Basta tendere l’orecchio in strada o buttare un’occhiata anche distratta ai social: è un’ondata. Una marea montante “anti”, aggrappata a un variegato pantheon internazionale. Nessuno, da Putin a Erdogan, da Orban a Xi, è esattamente un campione di democrazia, ma poco importa. Decidono, mettono alla frusta, all’occorrenza minacciano un po’, ma soprattutto parlano facendosi capire all’istante. Curiosamente, pur strapazzando principi dati frettolosamente per intangibili in Europa, vengono percepiti da tantissimi italiani come più “democratici” del cancelliere tedesco o del presidente francese. Perché – ci risiamo – vissuti come dei fedeli interpreti del disagio del popolino, davanti alle mostruosità della globalizzazione. Una definizione – popolino – fino a ieri offensiva, oggi motivo di vanto. Come non sapere, non occuparsi o farsi bastare la spiegazione più facile e immediata.

Si può disprezzare tutto questo, come da anni fanno i radical chic, contribuendo mica poco allo sfacelo attuale della sinistra. Oppure, ci si può sforzare di capire e spiegare. Quella marea non si ferma con le mani, a meno di sporcarsele. Difendere i principi, ma comprendendo, dovrebbe essere il mantra dell’opposizione, oggi annichilita e spaventata.

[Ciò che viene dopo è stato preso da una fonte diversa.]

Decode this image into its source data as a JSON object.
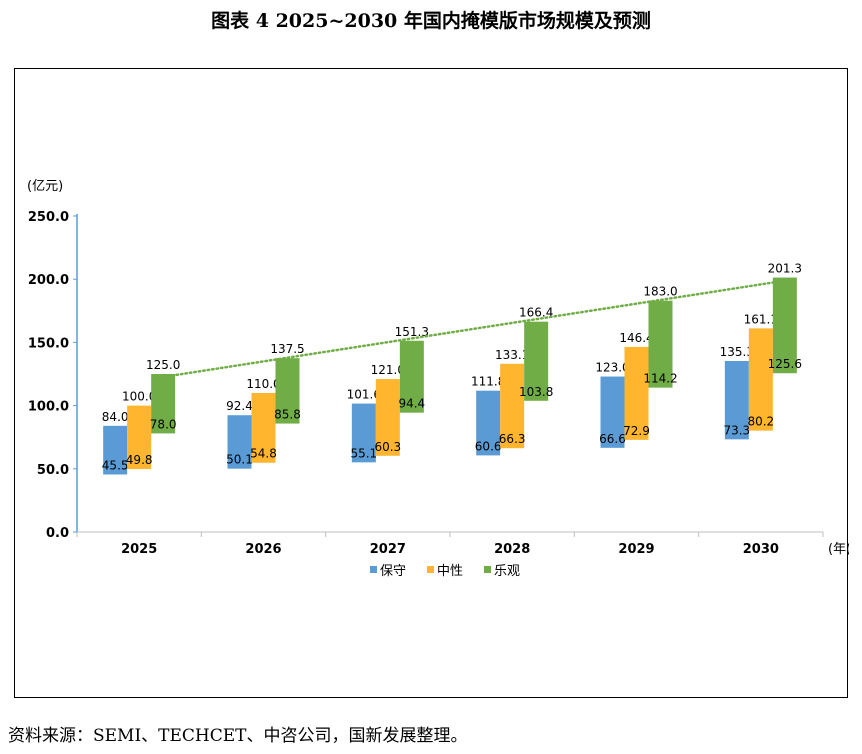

Accettando di ascoltare anche le pulsioni più politicamente scorrette, forse si comincerebbe a capire cosa sia accaduto al popolo, che non se ne è andato da un giorno all’altro.

Certo, se ai muscoli e alle parole d’ordine si continueranno ad opporre tragicomici allarmi sul ritorno del fascismo o dibattiti lunari sul “ripensamento” del Pd, Matteo Salvini farà bene a concentrarsi su Macron, perché in patria nessuno potrà portargli via un voto.